NLP and Text-as-Data Speaker Series: Understanding Incremental Processing in LLMs with Temporal Feature Analysis

Speaker: Aaron Mueller

Location: 60 Fifth Avenue, Room Center for Data Science
Videoconference link: https://nyu.zoom.us/j/93934334443

Date: Thursday, February 5, 2026

Language is processed incrementally; this gives rise to a rich temporal structure at multiple scales. Many methods exist for decomposing continuous language model activations into discrete human-interpretable features, but they implicitly assume that features are time-invariant. In this talk, I will show how the non-stationarity of language model representations leads to predictable pathologies in current feature extraction methods. I will then introduce temporal feature analysis (TFA), a method inspired by predictive coding principles in neuroscience. By decomposing activations into context-dependent and stimulus-driven components, TFA recovers event boundaries, evolving syntactic representations, and context-sensitive representational structures.

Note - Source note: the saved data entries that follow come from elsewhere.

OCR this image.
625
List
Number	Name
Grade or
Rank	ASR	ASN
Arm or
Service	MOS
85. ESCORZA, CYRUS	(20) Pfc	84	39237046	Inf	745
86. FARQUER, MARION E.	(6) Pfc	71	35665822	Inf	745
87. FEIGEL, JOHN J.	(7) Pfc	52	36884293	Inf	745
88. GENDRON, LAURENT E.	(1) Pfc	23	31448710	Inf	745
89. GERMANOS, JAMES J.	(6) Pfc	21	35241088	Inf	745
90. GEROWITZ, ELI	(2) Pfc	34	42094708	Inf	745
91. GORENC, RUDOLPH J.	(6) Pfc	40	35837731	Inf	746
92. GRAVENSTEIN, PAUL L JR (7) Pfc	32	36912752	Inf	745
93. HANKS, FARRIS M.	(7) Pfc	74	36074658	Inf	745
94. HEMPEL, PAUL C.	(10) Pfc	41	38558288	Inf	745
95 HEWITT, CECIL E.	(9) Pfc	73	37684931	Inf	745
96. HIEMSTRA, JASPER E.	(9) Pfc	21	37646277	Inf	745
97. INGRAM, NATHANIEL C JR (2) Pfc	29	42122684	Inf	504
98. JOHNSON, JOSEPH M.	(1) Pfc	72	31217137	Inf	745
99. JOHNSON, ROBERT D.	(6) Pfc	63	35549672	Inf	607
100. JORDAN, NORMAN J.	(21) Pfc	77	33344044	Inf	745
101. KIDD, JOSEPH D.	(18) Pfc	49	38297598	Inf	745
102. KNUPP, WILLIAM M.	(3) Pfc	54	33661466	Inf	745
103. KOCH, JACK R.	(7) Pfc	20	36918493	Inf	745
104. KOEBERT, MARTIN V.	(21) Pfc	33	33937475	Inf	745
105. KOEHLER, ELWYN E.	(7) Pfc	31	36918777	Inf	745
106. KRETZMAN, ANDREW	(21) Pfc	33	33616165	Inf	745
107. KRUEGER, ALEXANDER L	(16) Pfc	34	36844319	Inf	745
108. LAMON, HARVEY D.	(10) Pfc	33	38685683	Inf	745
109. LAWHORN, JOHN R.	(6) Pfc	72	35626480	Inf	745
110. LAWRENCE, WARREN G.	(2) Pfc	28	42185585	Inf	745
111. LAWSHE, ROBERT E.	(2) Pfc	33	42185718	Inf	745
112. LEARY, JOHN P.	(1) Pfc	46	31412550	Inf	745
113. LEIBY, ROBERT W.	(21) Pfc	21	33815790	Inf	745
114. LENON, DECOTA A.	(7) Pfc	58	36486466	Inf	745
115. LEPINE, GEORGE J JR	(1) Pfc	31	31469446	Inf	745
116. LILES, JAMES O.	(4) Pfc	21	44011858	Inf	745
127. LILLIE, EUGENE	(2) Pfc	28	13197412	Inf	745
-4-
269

Using garden-path sentences as a case study, we obtain interventional evidence that models represent mutually incompatible syntactic features before disambiguation, and observe that TFA recovers the correct parse after disambiguation. I will conclude by discussing the inherent limitations of feature extraction methods, and mention ongoing work to ground them in causal formalisms. Ultimately, by matching the inductive biases of analysis techniques to the phenomena they explain, we can develop more faithful and testable predictions about the conceptual structures of neural systems.

 

Bio: Aaron Mueller is an assistant professor of Computer Science and, by courtesy, of Data Science at Boston University. His research centers on developing language modeling methods, evaluations, and analysis techniques inspired by causal and linguistic principles, and applying these to precisely control and improve the generalization of natural language processing systems. He completed his Ph.D. at Johns Hopkins University, and was a Zuckerman postdoctoral fellow at Northeastern and the Technion. His work has been published in ML and NLP venues (such as ICML, ACL, and EMNLP) and has won awards at TMLR and ACL. He is a recurring co-organizer of the BlackboxNLP and BabyLM workshops, and has recently been featured in IEEE Spectrum (2024) and MIT Technology Review (2025).